To perform a cluster analysis in R, generally, the data should be prepared as follow:

1. Rows are observations (individuals) and columns are variables
2. Any missing value in the data must be removed or estimated.
3. The data must be standardized (i.e., scaled) to make variables comparable. Recall
that, standardization consists of transforming the variables such that they have
mean zero and standard deviation one. Read more about data standardization
in chapter 3.

In [1]:
data("USArrests") # Load the data set

df <- USArrests
# Use df as shorter name

In [4]:
head(df)

Unnamed: 0,Murder,Assault,UrbanPop,Rape
Alabama,13.2,236,58,21.2
Alaska,10.0,263,48,44.5
Arizona,8.1,294,80,31.0
Arkansas,8.8,190,50,19.5
California,9.0,276,91,40.6
Colorado,7.9,204,78,38.7


In [5]:
# To remove any missing value that might be present in the data, type this:
df <- na.omit(df)

As we don’t want the clustering algorithm to depend to an arbitrary variable
unit, we start by scaling/standardizing the data using the R function *scale()*:

In [6]:
df <- scale(df)

In [7]:
head(df)

Unnamed: 0,Murder,Assault,UrbanPop,Rape
Alabama,1.24256408,0.7828393,-0.5209066,-0.003416473
Alaska,0.50786248,1.1068225,-1.2117642,2.484202941
Arizona,0.07163341,1.4788032,0.9989801,1.042878388
Arkansas,0.23234938,0.230868,-1.0735927,-0.184916602
California,0.27826823,1.2628144,1.7589234,2.067820292
Colorado,0.02571456,0.3988593,0.8608085,1.864967207


In [8]:
install.packages(c("cluster", "factoextra"))

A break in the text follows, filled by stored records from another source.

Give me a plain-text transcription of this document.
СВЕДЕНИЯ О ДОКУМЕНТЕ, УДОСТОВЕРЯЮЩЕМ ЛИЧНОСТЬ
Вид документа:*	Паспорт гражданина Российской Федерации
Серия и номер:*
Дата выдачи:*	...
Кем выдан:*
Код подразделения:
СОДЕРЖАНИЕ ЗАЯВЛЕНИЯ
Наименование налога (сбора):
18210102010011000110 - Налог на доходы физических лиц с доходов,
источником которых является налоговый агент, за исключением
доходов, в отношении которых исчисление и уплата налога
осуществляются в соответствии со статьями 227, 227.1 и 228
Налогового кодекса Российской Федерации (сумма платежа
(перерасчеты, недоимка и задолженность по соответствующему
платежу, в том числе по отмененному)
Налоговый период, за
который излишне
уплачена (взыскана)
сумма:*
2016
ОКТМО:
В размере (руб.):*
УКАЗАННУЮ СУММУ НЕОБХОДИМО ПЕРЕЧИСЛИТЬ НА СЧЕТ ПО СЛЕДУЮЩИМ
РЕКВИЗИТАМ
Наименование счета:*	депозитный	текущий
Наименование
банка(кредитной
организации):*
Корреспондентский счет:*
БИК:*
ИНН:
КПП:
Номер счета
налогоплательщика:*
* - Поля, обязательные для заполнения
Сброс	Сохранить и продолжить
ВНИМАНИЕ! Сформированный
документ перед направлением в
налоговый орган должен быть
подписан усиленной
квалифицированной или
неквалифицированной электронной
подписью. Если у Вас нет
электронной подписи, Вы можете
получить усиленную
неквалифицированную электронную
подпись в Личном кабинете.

Installing packages into ‘/home/cloves/R/x86_64-pc-linux-gnu-library/3.4’
(as ‘lib’ is unspecified)
also installing the dependencies ‘zip’, ‘modeltools’, ‘DEoptimR’, ‘SparseM’, ‘MatrixModels’, ‘sp’, ‘openxlsx’, ‘minqa’, ‘nloptr’, ‘mclust’, ‘flexmix’, ‘prabclus’, ‘diptest’, ‘mvtnorm’, ‘robustbase’, ‘kernlab’, ‘trimcluster’, ‘carData’, ‘pbkrtest’, ‘quantreg’, ‘maptools’, ‘rio’, ‘lme4’, ‘fpc’, ‘viridis’, ‘car’, ‘ellipse’, ‘flashClust’, ‘leaps’, ‘scatterplot3d’, ‘ggsci’, ‘cowplot’, ‘ggsignif’, ‘gridExtra’, ‘polynom’, ‘abind’, ‘dendextend’, ‘FactoMineR’, ‘ggpubr’, ‘ggrepel’



• *cluster* for computing clustering algorithms.

• *factoextra* for ggplot2-based elegant visualization of clustering results.